Опыт мой обрастал подробностями — иногда смешными. Помню, как я был поражен, когда впервые узнал, что водку можно мерить на граммы. Произошло это в здешней столовой, где я обедал, и, кстати, кормили вполне добротно. Стройный и серьезный чуть седоватый человек, кажется, мельничный мастер, заказывая буфетчице обед, присовокупил как нечто само собой разумеющееся:
— Ну и сто грамм..
И хотя он не уточнил, чего именно «сто грамм» ему надо было (я поначалу думал, что хлеба: кто о чем, а вшивый — о бане), но был понят. Буфетчица кивнула, взяла бутылку водки и наполнила ее содержимым граненый стаканчик, служивший меркой, и потом, перелив это в обыкновенный стакан, подала его заказчику. Так я впервые столкнулся с тем, что потом стало органической частью нашего быта и чуть ли не фольклора, а именно — с магическим выражением «сто грамм». В довоенном Киеве водку на граммы не мерили. Во всяком случае я этого не помню.
Был у меня и опыт «хождения в народ», другими словами, к крестьянским мальчикам, моим сверстникам. Мое знакомство с ними было поневоле кратким, но мне они нравились, и — видит Бог — не собирался я их ни учить, ни пропагандировать. Просто потому, что я не считал себя по-человечески выше их. Да и чему я их мог бы учить в тех обстоятельствах! Однако эпизод этот пропустить нельзя. Он интересен. Даже, я бы сказал, с исторической точки зрения — теперь такие вряд ли случаются.
А произошло вот что. Сын хозяйки, приблизительно мой ровесник, с которым я сразу по приезде подружился — отношения потом испортились у наших родителей, а не у нас с ним, — однажды взял меня с собой куда-то в луга, по-видимому, в ночное. Он и его приятели там то ли коров пасли, то ли лошадей — точно не помню. Помню только, что сидели мы вокруг костра и о чем-то говорили. Вероятно, они расспрашивали меня о войне, о Киеве, о моей там жизни — все это было им любопытно, как нечто далекое, почти нереальное. Мало-помалу дошло дело до стихов. Попросили прочесть какие-нибудь стихи — не свои, вообще. Я выбрал пушкинское «Я вас любил…». Видимо, решил, что им, как людям не искушенным в поэзии, оно будет наиболее понятно.
Но я ошибся. Понятными для них оказались только слова и тема, но не суть. Когда я кончил читать, случилось то, чего я никак не ожидал — реакцией на мое прочувствованное чтение был смех. Всеобщий, совершенно искренний — с «понимающим» подталкиванием друг друга локтями — смех. Рассмешило их то, что об «этих делах», да и вообще «о бабе» говорится таким тоном. Им был непонятен не текст, не подтекст, а контекст — само чувство, лежащее в основе этого произведения, весь мир представлений, для которого это чувство реально и естественно.

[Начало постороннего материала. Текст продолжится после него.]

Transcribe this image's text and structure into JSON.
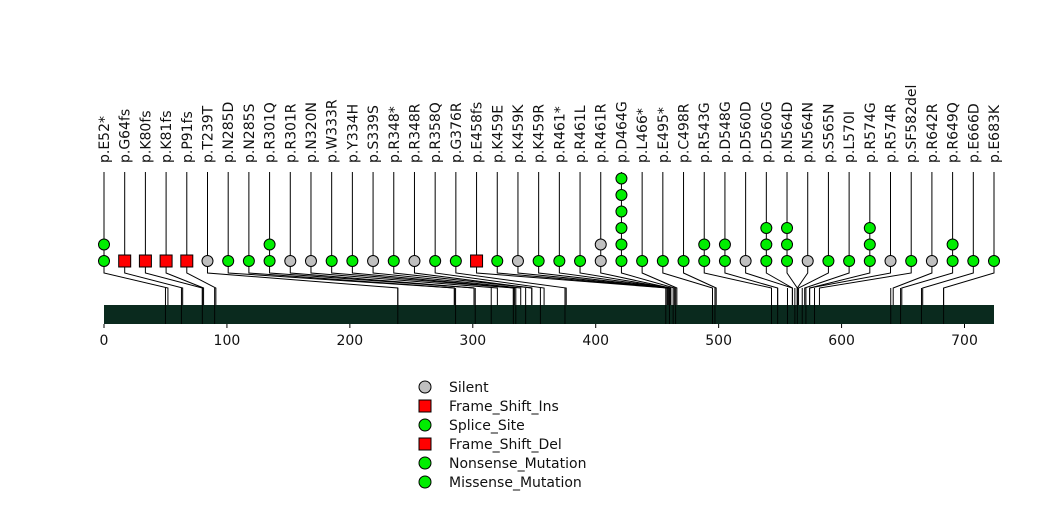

Я был обескуражен. Я ведь не знал, что столкнулся с важнейшей историко-культурной реальностью России, которой были больны еще славянофилы XIX века, — с реальностью «двух народов». Речь шла не просто разных уровнях прикосновенности к одной и той же культуре — в Англии тоже не все тонко чувствуют Шекспира. Имелось в виду, что в России разные слои народа жили в разных культурных эпохах. Различие это теперь исчезло, но полвека назад оно еще, хоть и в ослабленном виде, ощущалось.
Конечно, и в сегодняшней России отнюдь не все население состоит из высоких ценителей поэзии (таких у нас поболе, чем у многих, но их везде мало), тем не менее ни у каких сегодняшних старшеклассников это пушкинское стихотворение смеха бы не вызвало. В силу многих причин для них совершенно естественно, что бывают (или бывали) такие чувства, о которых говорить можно (или можно было) только так. Другое дело, что теперь они часто не верят в такие чувства, но это проблема иная — актуальная, жгучая, но общая для всех слоев.
Завелся у меня там и взрослый приятель — на этот раз совсем взрослый — красный партизан. Мы оба нуждались друг в друге, как талант и поклонник. Поклонником в этих взаимоотношениях, естественно, выступал я. Еще бы! Я никогда до той поры не видел легендарных красных партизан — тем более так близко. Но и я ему был нужен — у него уже давно, судя по всему, не было поклонников, а он в них нуждался.